Here is the common problem: The very small amount of statement made by Saint Paul – who, btw, is cutting deep in the soul of humanity – is now being used for a new teaching that redefines love, placing it outside of the many statements of Christ and Apostles. Never mind the fact that we should not do good work without right motives. No one is arguing against that. Saint Paul himself tells us not to let our hearts deceive us, and all throughout the Scripture we see how the human condition is ill and we should be careful when trusting our own will. But if we think we do not have good motives, should we cease to work? Absolutely not! No Saint teaches that we should wait for our “hearts to be right” to do good works. What we should do is confess and continue to serve God.
So What Is Love?
An argument stating that love is only “spiritual” simply cannot stand the test of the Saints and of Christ. It simply is heretical to say that love is only spiritual and does not involve creation…humanity, what God has given us to care for. Orthodox spirituality involves the creative order, including God’s law, and to say otherwise is to embark on the Protestant teaching of what is called in Greek, anti-nomianism.
Love is what Christ states it is. Love is also what Saint Paul states, and his perspective is primarily demonstrated in Galatians with “the fruit of the Spirit.” But here is the catch, Saint Paul is not speaking of what modern psychology refers to as “attitude,” Saint Paul is referring how to actually perform the works that Christ is speaking of.
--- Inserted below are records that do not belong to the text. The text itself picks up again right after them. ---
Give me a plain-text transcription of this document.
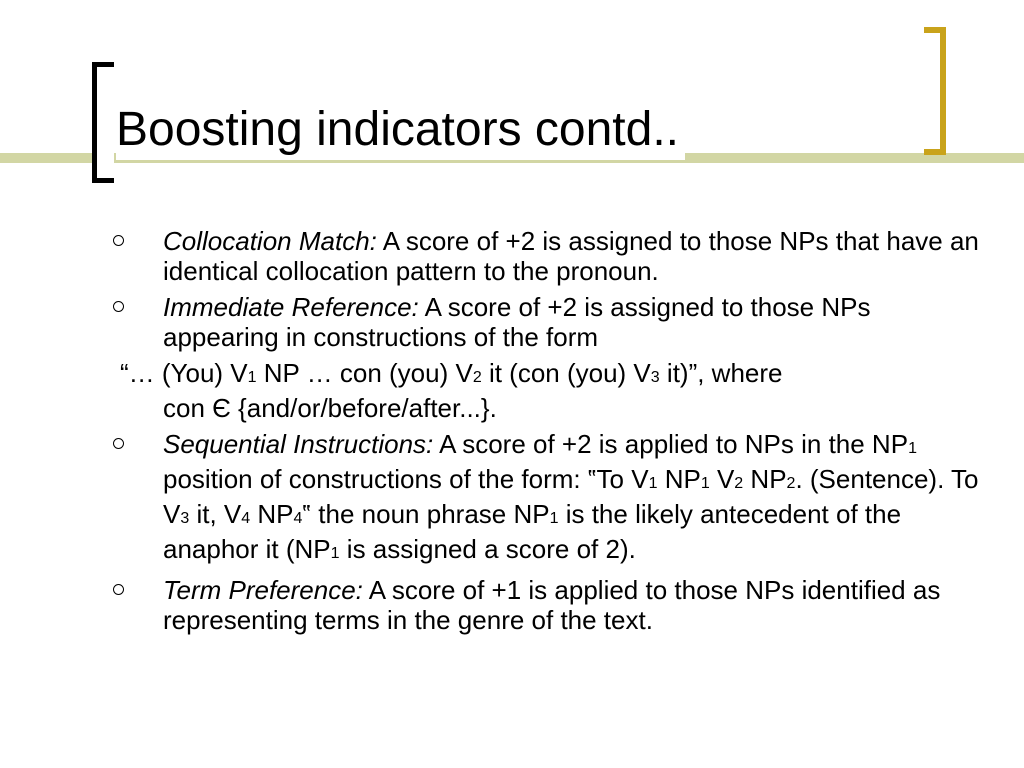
Boosting indicators contd..
Collocation Match: A score of +2 is assigned to those NPs that have an identical collocation pattern to the pronoun.
Immediate Reference: A score of +2 is assigned to those NPs appearing in constructions of the form
“… (You) V1 NP … con (you) V2 it (con (you) V3 it)”, where
con Є {and/or/before/after...}.
Sequential Instructions: A score of +2 is applied to NPs in the NP1 position of constructions of the form: ‟To V1 NP1 V2 NP2. (Sentence). To V3 it, V4 NP4‟ the noun phrase NP1 is the likely antecedent of the anaphor it (NP1 is assigned a score of 2).
Term Preference: A score of +1 is applied to those NPs identified as representing terms in the genre of the text.
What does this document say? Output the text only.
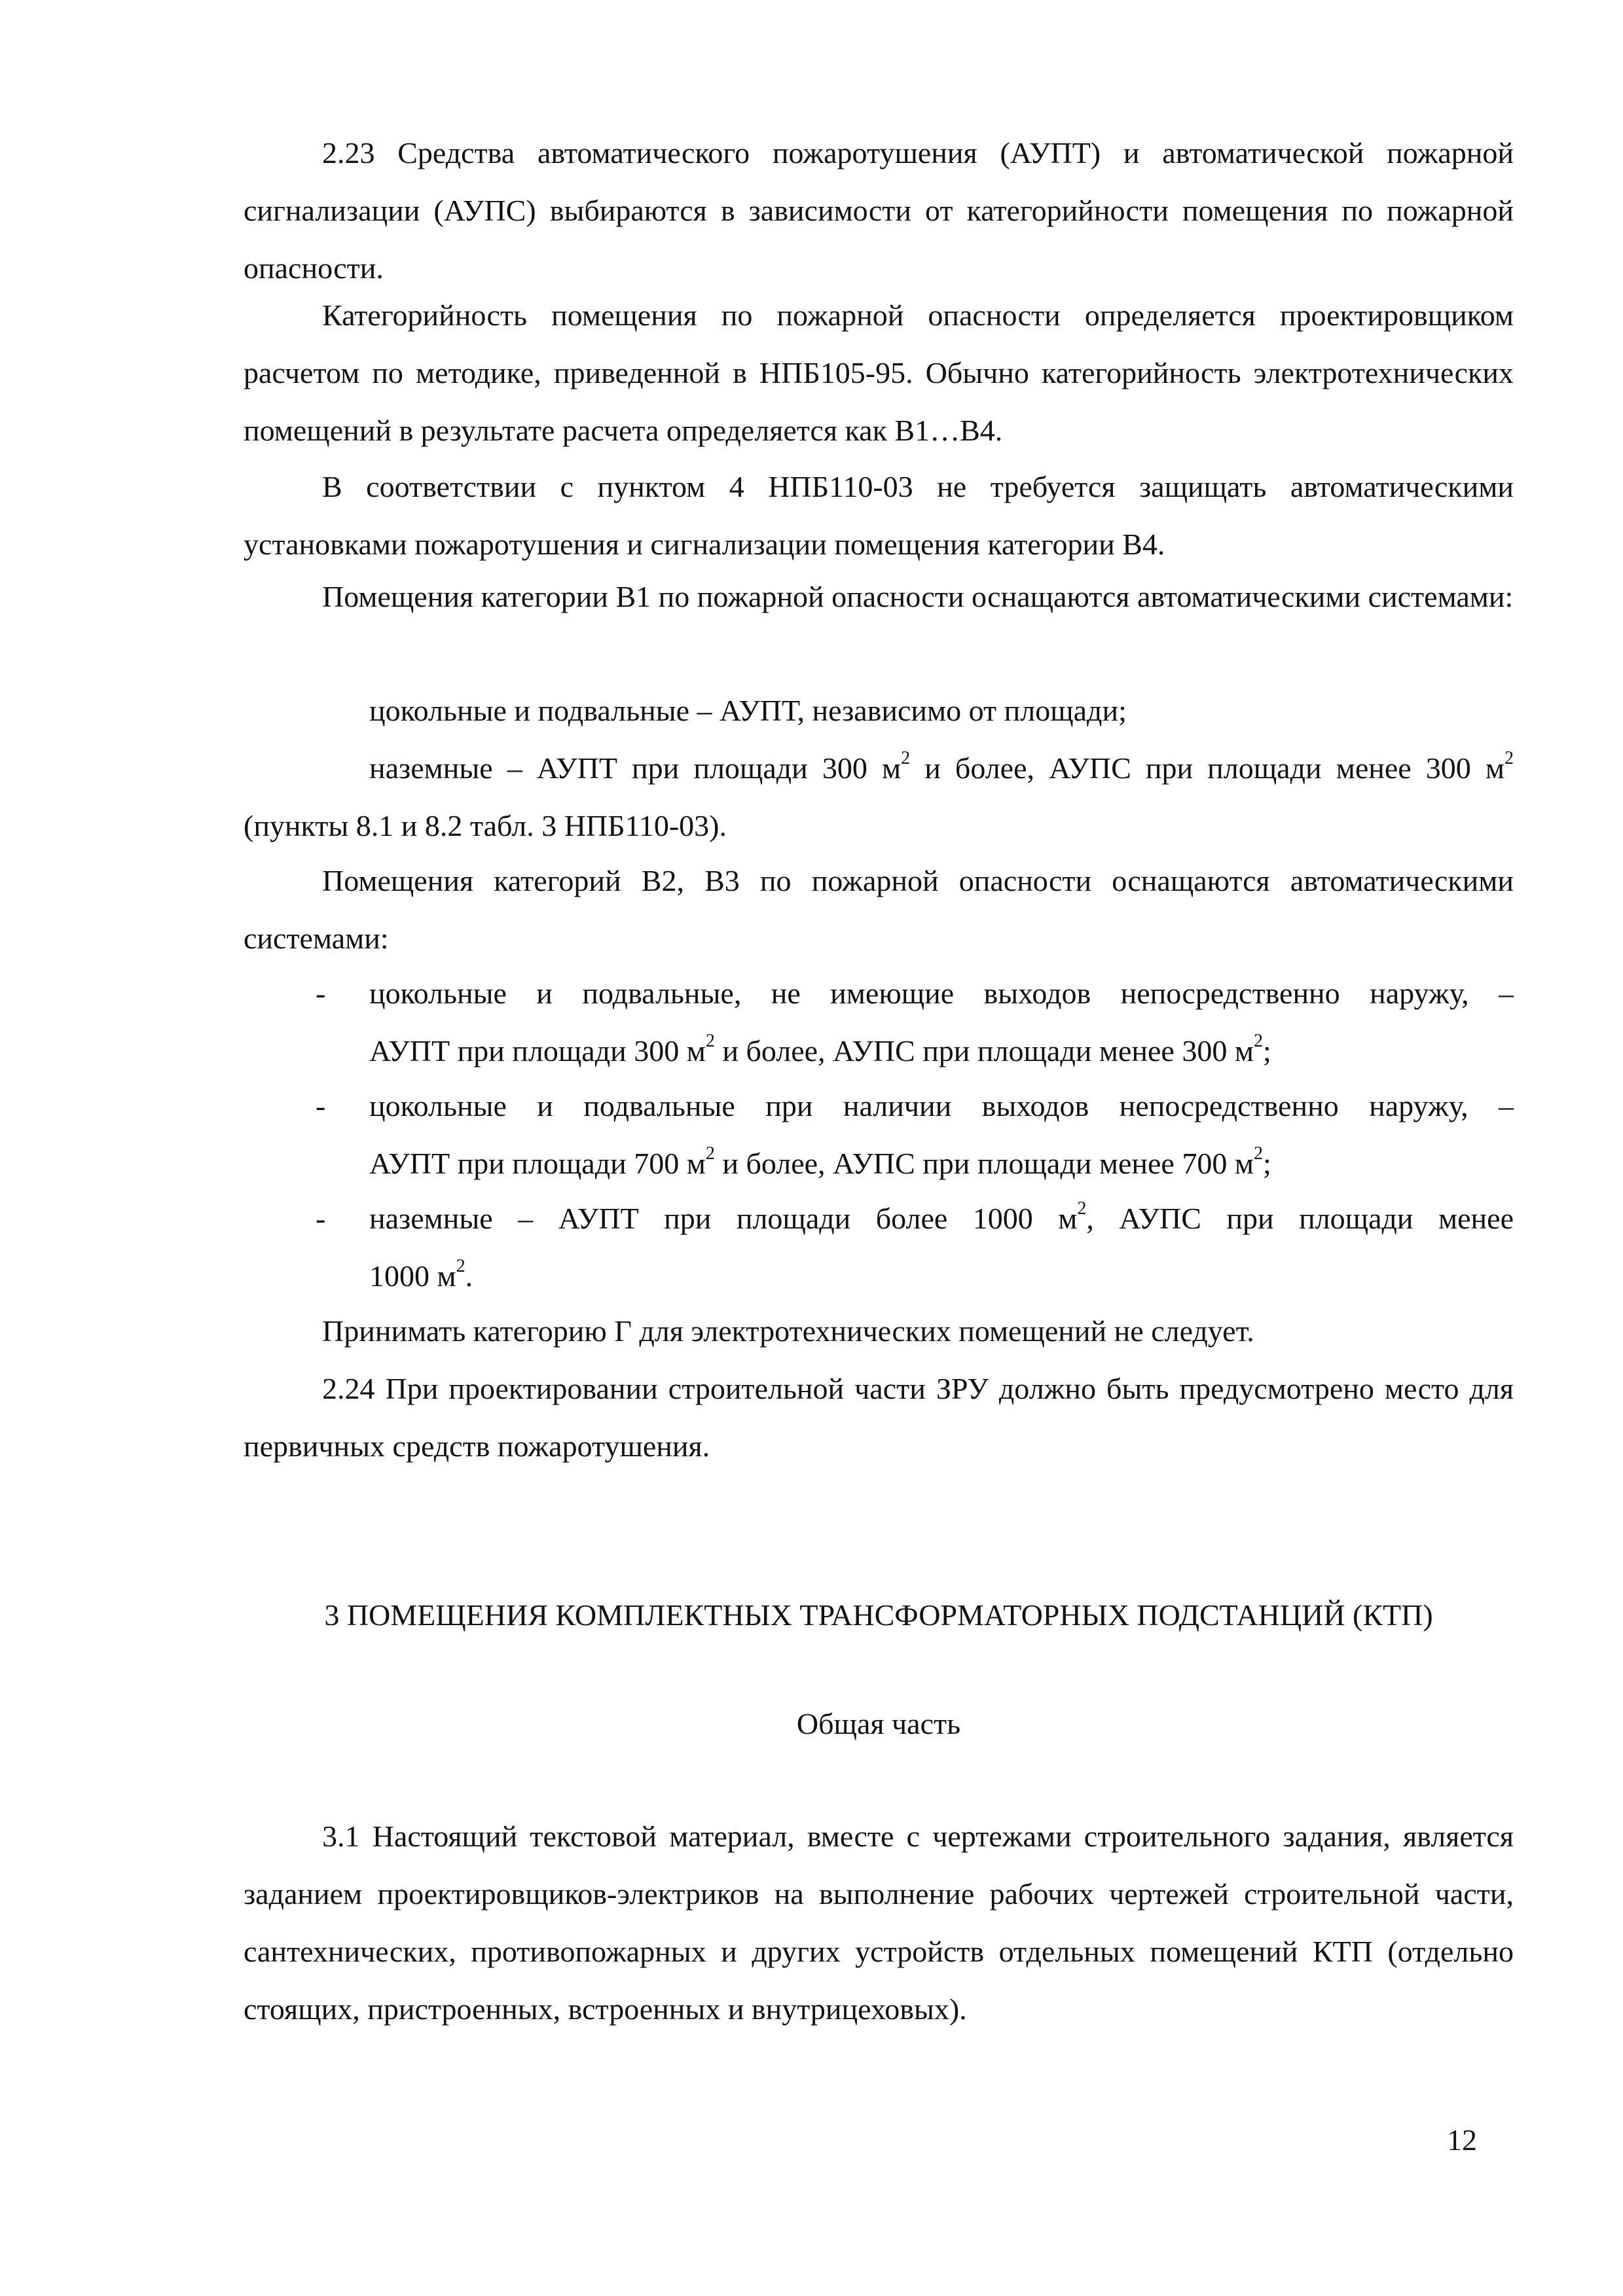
2.23 Средства автоматического пожаротушения (АУПТ) и автоматической пожарной сигнализации (АУПС) выбираются в зависимости от категорийности помещения по пожарной опасности.

Категорийность помещения по пожарной опасности определяется проектировщиком расчетом по методике, приведенной в НПБ105-95. Обычно категорийность электротехнических помещений в результате расчета определяется как В1…В4.

В соответствии с пунктом 4 НПБ110-03 не требуется защищать автоматическими установками пожаротушения и сигнализации помещения категории В4.

Помещения категории В1 по пожарной опасности оснащаются автоматическими системами:

цокольные и подвальные – АУПТ, независимо от площади;

наземные – АУПТ при площади 300 $м^2$ и более, АУПС при площади менее 300 $м^2$
(пункты 8.1 и 8.2 табл. 3 НПБ110-03).

Помещения категорий В2, В3 по пожарной опасности оснащаются автоматическими системами:

- цокольные и подвальные, не имеющие выходов непосредственно наружу, –
АУПТ при площади 300 $м^2$ и более, АУПС при площади менее 300 $м^2$;
- цокольные и подвальные при наличии выходов непосредственно наружу, –
АУПТ при площади 700 $м^2$ и более, АУПС при площади менее 700 $м^2$;
- наземные – АУПТ при площади более 1000 $м^2$, АУПС при площади менее
1000 $м^2$.

Принимать категорию Г для электротехнических помещений не следует.

2.24 При проектировании строительной части ЗРУ должно быть предусмотрено место для первичных средств пожаротушения.

3 ПОМЕЩЕНИЯ КОМПЛЕКТНЫХ ТРАНСФОРМАТОРНЫХ ПОДСТАНЦИЙ (КТП)

Общая часть

3.1 Настоящий текстовой материал, вместе с чертежами строительного задания, является заданием проектировщиков-электриков на выполнение рабочих чертежей строительной части, сантехнических, противопожарных и других устройств отдельных помещений КТП (отдельно стоящих, пристроенных, встроенных и внутрицеховых).

12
Saint Paul is not the new Christ, he is the teacher of Christ’s teaching; He is expounding on Christ’s teaching, not replacing His teachings. The “fruit of the Spirit” that Saint Paul speaks of was also a polemic to heretical Jewish sects that had no idea what true works are all about. Many of them believed that their works, regardless of what they were about, were leading them to God, as long as they came from their priests. What they should have done, of course, was listen to their prophets, who prophesied the coming of Christ and the very expansion of His kingdom. They would have then known that proper works involves a proper soul.
Love is Not mere Attitude
We should all be striving toward sainthood, and we need to look at the lives of the saints in order to see what this looks like. The modern spiritual standard of “attitude” amounts to pure liberalism. The saints do not teach us to be humble for our own gratification or to demonstrate to others that we have an easy personality, for instance, but they tell us to be humble for good works.
Saint NIkolao Velimirovic says this,
“Our religion is founded on spiritual experience, seen and heard surely as any physical fact in this world. Not theory, not philosophy, not human emotions, but experience.”